The Super Bowl is America’s last campfire. It’s when we all sit around and watch. And talk. And pass along our shared stories for days and weeks to come. It takes courage (and a boatload of coin) to play, but I, for one, believe the rewards outweigh the risks.
It all sounds like a pretty valid viewpoint to me – so long as the product and brand is already established, and it’s not a 30 second gamble on the company like it was in the late 90′s for many web startups.
What’s your media philosophy?
It’s easy to believe that owned and earned media (aka social media) is superior to the older paid media. We’ve been trained over the past 15 years of the GUI web to think this way. Anyone who regularly reads this blog knows my thoughts on traditional media, in that it is dying, or at the very least changing.
So what is the right media? The media that achieves the objective, within the budget constraints, and lastly fits the risk profile of the media investor.
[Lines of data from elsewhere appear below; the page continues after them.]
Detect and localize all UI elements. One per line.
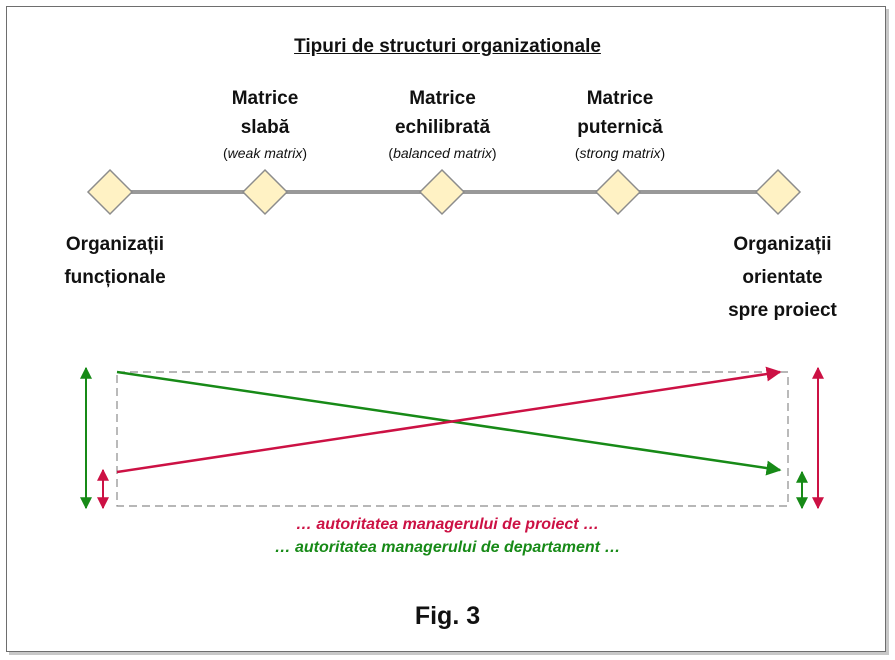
label-functional-organizations: Organizații funcționale bbox=[40, 228, 190, 294]
strong-matrix-line1: Matrice bbox=[586, 88, 654, 109]
weak-matrix-english: (weak matrix) bbox=[222, 145, 308, 161]
weak-matrix-line2: slabă bbox=[240, 117, 290, 138]
legend-department-authority: … autoritatea managerului de departament… bbox=[274, 539, 621, 556]
project-org-line2: orientate bbox=[742, 267, 823, 288]
project-org-line1: Organizații bbox=[733, 234, 832, 255]
strong-matrix-line2: puternică bbox=[577, 117, 663, 138]
project-authority-line bbox=[116, 366, 782, 474]
figure-caption: Fig. 3 bbox=[414, 602, 481, 630]
diagram-title: Tipuri de structuri organizationale bbox=[294, 36, 601, 57]
dashed-range-box bbox=[116, 371, 789, 507]
functional-line2: funcționale bbox=[64, 267, 166, 288]
functional-line1: Organizații bbox=[65, 234, 165, 255]
legend-project-authority: … autoritatea managerului de proiect … bbox=[295, 516, 600, 533]
diamond-node-projectized bbox=[754, 168, 802, 216]
diamond-node-balanced bbox=[418, 168, 466, 216]
diamond-node-functional bbox=[86, 168, 134, 216]
label-project-organizations: Organizații orientate spre proiect bbox=[700, 228, 865, 327]
diamond-node-strong bbox=[594, 168, 642, 216]
figure-frame bbox=[6, 6, 886, 652]
balanced-matrix-line2: echilibrată bbox=[394, 117, 491, 138]
diamond-node-weak bbox=[241, 168, 289, 216]
weak-matrix-line1: Matrice bbox=[231, 88, 299, 109]
strong-matrix-english: (strong matrix) bbox=[574, 145, 666, 161]
balanced-matrix-line1: Matrice bbox=[409, 88, 476, 109]
project-org-line3: spre proiect bbox=[728, 300, 837, 321]
label-weak-matrix: Matrice slabă (weak matrix) bbox=[190, 84, 340, 164]
label-strong-matrix: Matrice puternică (strong matrix) bbox=[545, 84, 695, 164]
label-balanced-matrix: Matrice echilibrată (balanced matrix) bbox=[365, 84, 520, 164]
balanced-matrix-english: (balanced matrix) bbox=[388, 145, 497, 161]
Sure, it may be cheaper to vlog, blog and tweet ourselves to functional levels of brand awareness – especially in startup land. But it may be a smarter option to invest 1 million dollars advertising on TV if it results in 3 million dollars in revenue. I say this because I think entrepreneurs are being blinded by the zero cost nature of digital media. What we are better off embracing is an objective driven, performance based approach. This is especially true now that the lines between old and new media are blurring.
The best advice I can give is this: ‘don’t discriminate’ – don’t even think of digital as a channel. Instead think of making connections with audiences. Sometimes this may involve traditional media, sometimes exclusively digital, and sometimes only one or the other. Instead, think in terms of ‘Human Movement’. That is, what they do, where they are and how the communicate with them. Essentially we need to integrate our thinking into how ‘they’ (the people we want to have a conversation with) move. The important caveat is that we need need to be nimble enough to develop an understanding of new media channels as they emerge.
The great media rumble
The internet has been a boon for entrepreneurs. The commerce said entrepreneurs have created has been one of connection, more than revenue with social media networks being the greatest love child of the internet age. The overwhelming majority of them are free to use, which has resulted in a dramatic power shift in the industrial media landscape. More succinctly social media is very quickly stealing eyeballs from traditional media.
While startups are busy creating the new forums which people connect and entertain themselves on, advertising and media agencies are scrambling to stake their claim on new media. It’s shaping up to be the demarcation dispute of the decade. Both parties believe that social media is rightfully theirs:
Media Agencies claim it is ‘Media’ and so their clients should engage them strategically.
Advertising Agencies claim it is ‘content driven’ and so their cleints should engage them straetgically.
What’s clear is that is isn’t about to go away and it will continue attract larger percentages of the marketing budget as time progresses. And just in case your wondering what I think about social media and who rightfully owns it, my viewpoint is very clear and is given below:
Just like any emerging technology or industry, no one rightfully owns it. It’s up for grabs. The companies (new or existing) who move into the space the quickest and add the most value will take home the trophy.